AIIB must steer its energy policy towards renewable sources
Jay Vontobel is disappointed that its just-unveiled strategy leaves the door open for fossil fuel investment, and calls on the bank to assume a leadership role for sustainable development

Southeast Asia’s expanding economies are hungry for power. Indonesia alone is looking to build 35GW of new power plants by 2020 and Vietnam’s electricity demand is projected to grow more than threefold between now and 2030. Getting this right is critical for the region’s development: growing its economies while not sacrificing its future to pollution from coal and climate change.

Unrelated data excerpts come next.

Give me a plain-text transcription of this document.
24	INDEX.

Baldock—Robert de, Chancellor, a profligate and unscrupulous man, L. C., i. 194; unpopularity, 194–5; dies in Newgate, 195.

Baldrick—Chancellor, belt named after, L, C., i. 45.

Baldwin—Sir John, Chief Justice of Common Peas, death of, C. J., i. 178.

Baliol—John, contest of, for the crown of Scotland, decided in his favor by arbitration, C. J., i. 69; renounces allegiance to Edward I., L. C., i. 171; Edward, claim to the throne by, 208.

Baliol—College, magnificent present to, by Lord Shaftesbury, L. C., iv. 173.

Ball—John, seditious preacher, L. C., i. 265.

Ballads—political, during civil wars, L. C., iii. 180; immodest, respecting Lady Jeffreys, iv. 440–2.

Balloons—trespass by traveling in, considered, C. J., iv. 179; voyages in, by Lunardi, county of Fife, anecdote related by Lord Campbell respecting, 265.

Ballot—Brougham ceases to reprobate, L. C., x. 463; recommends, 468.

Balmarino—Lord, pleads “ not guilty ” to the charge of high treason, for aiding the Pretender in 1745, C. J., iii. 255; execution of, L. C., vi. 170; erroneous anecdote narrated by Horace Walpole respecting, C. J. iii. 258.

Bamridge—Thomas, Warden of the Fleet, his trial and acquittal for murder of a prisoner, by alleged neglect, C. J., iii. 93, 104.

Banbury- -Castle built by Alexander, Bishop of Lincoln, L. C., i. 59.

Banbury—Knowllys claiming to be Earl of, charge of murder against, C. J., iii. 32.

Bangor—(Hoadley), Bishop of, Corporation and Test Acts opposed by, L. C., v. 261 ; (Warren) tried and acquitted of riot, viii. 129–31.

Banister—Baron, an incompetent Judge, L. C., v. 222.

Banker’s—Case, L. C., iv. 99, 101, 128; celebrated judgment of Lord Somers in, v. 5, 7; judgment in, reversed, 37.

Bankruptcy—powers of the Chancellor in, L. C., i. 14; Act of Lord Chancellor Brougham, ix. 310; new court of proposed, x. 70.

Why climate change is very real, despite what Donald Trump says,
But clean air need no longer come at a price because, in the right conditions, renewable energy is beating fossil fuels like coal on cost and efficiency.
India, for example, is on track to construct a remarkable 275GW of renewable energy by 2027. Coal plants in that country are being shelved for the simple reason they can no longer compete on price, with costs for solar dropping by 45 per cent since January 2016.
We need investment in the generation assets of the future, not relics of the past that are at risk of being stranded
Renewable energy is often smaller in scale and more diversified than coal-fired power stations. That’s a positive for a variety of factors, such as the ability to come online more rapidly, but it does require new ways of thinking for utilities and investors alike.